Base64 is elegant because it reuses ideas you already know: bits, powers of two, and a lookup table (the alphabet). There is no prose dictionary or compression step—purely deterministic bit reshuffling plus character substitution.
From bytes to a bit stream
A byte is eight bits. Three bytes give 24 bits:
Byte1: ########
Byte2: ########
Byte3: ######## → concatenate into 24 bits in order
Base64 regroups those 24 bits into four sextets (six bits each):
[######][######][######][######]
^ ^ ^ ^
idx 0 idx 1 idx 2 idx 3
Each six-bit value ranges 0–63, which indexes one of 64 symbols. That index count is literally where “base 64” gets its name: you are writing numbers in base 64, using printable ASCII characters instead of digits 0–63.
The standard alphabet (RFC-style)
Traditional Base64 assigns:
0–25 → A–Z
26–51 → a–z
52–61 → 0–9
62 → '+'
63 → '/'
Decoding walks the inverse map: symbol → six bits → reconstruct original eight-bit groups.
Mini example by hand (two bytes → four chars with padding intuition)
Manual trace is rarely needed day-to-day, but it cements intuition. Take ASCII "Hi":
H=0x48(01001000)i=0x69(01101001)
Concatenate 16 bits: 0100100001101001.
Pad on the right with zeros until the length is divisible by six (lesson on padding dives deeper):
010010 | 000110 | 100100 |
18 | 6 | 36 |
The fourth sextet is incomplete until more input arrives; serializers emit padding = placeholders (detailed next lesson). Libraries handle this mechanically—seeing the splits explains why lengths grow and why corruption flips downstream bits wildly.
Why output grows ~33%
Each trio of bytes (24 bits) becomes four encoded characters representing the same entropy spread across printable text. Oversimplified average growth: for n input bytes, expect about ceil(4n/3) characters before padding.
Plus padding = symbols when n mod 3 != 0. That overhead is expected; Base64 traded size for compatibility.
Decoding symmetry
Decode:
- Map each alphabet character → six-bit value (
+//quirks appear only if you picked the matching variant later). - Concatenate bits.

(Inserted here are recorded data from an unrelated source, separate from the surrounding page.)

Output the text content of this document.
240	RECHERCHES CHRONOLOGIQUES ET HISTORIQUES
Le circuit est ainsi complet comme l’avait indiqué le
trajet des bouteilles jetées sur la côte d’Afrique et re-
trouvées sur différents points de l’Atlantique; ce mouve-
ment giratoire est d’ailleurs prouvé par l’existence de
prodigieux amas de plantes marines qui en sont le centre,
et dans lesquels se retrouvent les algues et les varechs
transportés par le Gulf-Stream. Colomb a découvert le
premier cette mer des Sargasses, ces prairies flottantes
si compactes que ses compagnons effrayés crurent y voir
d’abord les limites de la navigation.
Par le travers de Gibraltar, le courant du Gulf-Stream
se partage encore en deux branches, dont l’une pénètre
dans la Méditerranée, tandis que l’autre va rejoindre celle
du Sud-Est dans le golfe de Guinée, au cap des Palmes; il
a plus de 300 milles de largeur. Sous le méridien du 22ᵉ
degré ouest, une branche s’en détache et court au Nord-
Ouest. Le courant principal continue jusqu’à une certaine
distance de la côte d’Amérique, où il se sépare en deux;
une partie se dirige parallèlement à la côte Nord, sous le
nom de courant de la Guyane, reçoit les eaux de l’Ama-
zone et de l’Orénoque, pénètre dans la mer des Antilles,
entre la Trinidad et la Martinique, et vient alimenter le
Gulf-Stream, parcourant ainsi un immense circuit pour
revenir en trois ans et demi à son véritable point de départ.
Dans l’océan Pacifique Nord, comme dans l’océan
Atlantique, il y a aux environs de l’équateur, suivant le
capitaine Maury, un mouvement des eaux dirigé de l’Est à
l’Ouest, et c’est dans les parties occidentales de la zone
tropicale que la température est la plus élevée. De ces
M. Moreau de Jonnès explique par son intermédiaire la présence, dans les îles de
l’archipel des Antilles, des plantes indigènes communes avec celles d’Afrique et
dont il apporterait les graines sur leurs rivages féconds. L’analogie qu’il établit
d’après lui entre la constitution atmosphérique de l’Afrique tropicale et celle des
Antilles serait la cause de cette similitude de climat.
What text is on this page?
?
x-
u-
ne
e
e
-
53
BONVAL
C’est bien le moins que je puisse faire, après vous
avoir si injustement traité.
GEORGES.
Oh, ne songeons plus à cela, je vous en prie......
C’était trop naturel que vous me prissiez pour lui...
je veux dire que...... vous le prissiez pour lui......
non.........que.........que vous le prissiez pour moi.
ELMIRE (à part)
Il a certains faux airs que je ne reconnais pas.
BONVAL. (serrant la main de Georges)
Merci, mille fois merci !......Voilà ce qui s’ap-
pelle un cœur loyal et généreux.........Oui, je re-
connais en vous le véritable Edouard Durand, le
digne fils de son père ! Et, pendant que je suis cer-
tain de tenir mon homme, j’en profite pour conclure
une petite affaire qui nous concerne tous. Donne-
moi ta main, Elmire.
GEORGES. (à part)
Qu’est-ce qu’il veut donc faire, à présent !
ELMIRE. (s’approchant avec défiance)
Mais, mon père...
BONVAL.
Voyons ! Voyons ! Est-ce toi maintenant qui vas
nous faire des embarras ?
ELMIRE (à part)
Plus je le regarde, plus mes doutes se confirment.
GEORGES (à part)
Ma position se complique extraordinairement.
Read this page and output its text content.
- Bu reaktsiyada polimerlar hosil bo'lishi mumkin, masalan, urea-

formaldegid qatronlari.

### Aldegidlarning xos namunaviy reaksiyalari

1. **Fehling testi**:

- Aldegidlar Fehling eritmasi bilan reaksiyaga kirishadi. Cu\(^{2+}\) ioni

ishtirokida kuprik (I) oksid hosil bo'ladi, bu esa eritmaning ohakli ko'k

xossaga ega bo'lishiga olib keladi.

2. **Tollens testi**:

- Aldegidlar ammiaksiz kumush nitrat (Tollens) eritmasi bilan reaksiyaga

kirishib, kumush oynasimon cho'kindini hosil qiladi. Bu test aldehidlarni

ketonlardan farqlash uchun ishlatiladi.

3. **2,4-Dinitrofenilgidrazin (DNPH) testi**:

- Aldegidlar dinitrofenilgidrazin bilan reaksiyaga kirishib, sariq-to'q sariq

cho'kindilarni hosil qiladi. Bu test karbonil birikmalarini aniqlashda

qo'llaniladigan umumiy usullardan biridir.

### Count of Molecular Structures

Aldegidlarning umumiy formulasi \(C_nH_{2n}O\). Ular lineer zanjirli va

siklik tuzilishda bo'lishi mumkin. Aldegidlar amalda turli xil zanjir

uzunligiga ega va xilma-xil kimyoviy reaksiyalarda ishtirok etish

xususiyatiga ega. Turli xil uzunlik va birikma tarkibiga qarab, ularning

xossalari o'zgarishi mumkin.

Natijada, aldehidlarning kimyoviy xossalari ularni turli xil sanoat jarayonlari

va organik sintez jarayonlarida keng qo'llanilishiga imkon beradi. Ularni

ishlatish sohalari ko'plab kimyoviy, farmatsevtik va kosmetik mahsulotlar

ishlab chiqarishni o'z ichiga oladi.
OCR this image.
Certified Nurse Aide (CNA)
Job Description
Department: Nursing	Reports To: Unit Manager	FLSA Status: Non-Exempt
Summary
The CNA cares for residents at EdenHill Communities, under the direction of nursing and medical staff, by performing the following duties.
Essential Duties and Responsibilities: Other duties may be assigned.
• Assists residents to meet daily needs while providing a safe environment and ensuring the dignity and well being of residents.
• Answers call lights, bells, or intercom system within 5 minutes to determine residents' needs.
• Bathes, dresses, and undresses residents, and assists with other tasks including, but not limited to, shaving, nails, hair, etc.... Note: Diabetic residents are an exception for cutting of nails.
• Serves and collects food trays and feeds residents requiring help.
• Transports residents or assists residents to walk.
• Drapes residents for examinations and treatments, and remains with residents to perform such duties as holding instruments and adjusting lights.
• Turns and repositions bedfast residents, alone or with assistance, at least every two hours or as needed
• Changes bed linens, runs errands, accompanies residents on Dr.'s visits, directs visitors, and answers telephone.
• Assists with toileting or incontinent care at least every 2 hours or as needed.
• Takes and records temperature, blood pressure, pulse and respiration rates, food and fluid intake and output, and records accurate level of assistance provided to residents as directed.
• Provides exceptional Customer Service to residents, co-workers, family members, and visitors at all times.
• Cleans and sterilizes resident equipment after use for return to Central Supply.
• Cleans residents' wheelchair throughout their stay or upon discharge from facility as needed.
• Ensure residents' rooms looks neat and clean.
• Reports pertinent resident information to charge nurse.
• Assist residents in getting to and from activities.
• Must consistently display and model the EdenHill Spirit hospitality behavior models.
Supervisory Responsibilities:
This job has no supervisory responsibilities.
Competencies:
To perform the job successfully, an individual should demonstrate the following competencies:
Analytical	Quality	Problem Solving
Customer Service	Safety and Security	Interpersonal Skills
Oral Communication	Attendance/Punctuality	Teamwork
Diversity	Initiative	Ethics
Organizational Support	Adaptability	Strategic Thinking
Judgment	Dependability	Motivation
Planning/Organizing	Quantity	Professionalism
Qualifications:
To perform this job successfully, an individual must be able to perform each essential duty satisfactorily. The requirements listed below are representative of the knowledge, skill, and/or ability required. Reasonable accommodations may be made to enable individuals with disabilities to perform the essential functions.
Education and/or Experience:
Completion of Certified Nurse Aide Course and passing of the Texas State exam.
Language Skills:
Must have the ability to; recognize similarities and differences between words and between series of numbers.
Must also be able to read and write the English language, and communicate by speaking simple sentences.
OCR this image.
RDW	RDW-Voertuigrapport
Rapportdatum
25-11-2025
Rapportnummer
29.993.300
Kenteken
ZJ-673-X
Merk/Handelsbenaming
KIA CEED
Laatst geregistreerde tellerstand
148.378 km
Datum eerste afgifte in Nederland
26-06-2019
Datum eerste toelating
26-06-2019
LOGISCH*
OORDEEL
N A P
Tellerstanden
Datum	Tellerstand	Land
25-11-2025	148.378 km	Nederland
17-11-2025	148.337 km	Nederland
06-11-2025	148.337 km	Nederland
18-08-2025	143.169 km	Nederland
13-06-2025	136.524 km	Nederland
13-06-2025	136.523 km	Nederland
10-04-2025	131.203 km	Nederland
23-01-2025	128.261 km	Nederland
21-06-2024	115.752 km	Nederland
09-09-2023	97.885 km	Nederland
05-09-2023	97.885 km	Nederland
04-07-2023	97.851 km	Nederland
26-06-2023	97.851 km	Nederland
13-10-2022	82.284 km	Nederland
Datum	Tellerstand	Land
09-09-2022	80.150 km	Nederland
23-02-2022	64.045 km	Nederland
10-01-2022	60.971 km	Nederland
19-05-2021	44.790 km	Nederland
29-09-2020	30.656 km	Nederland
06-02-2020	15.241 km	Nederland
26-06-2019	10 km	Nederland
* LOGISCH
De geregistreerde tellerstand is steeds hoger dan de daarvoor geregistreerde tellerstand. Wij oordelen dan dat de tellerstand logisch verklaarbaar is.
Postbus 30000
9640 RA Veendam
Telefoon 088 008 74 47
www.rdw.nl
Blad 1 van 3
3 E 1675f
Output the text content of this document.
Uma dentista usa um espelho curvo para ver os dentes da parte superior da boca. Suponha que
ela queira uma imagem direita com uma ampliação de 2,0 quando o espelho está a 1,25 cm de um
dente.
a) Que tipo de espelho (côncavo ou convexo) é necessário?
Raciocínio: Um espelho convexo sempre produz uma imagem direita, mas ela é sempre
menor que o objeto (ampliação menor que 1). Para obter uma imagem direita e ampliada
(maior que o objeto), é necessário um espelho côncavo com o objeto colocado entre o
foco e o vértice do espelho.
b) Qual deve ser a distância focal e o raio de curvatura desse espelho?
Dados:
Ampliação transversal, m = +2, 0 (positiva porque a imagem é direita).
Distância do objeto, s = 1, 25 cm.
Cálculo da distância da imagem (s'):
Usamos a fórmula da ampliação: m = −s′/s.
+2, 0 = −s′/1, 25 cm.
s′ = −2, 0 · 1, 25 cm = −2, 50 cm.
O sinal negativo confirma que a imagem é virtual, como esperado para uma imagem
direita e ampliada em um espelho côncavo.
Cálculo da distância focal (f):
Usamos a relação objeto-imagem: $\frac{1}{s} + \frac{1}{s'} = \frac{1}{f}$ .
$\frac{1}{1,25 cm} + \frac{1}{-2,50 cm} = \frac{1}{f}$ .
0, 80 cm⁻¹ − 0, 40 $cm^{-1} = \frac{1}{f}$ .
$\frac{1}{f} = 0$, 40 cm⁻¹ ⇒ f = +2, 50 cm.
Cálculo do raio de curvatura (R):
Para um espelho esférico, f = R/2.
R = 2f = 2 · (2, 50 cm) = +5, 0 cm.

- Regroup into bytes (eight-bit chunks).
If the string length is malformed or bogus symbols appear (e.g., whitespace or wrong alphabet index), decoding fails—or worse, interoperates inconsistently depending on lax parsers.
Key takeaway
Base64 rechunks bits into groups of six and substitutes each chunk with one of sixty-four predetermined printable characters. Once you visualize the regrouping, padding and URL-safe substitutions become straightforward instead of mysterious.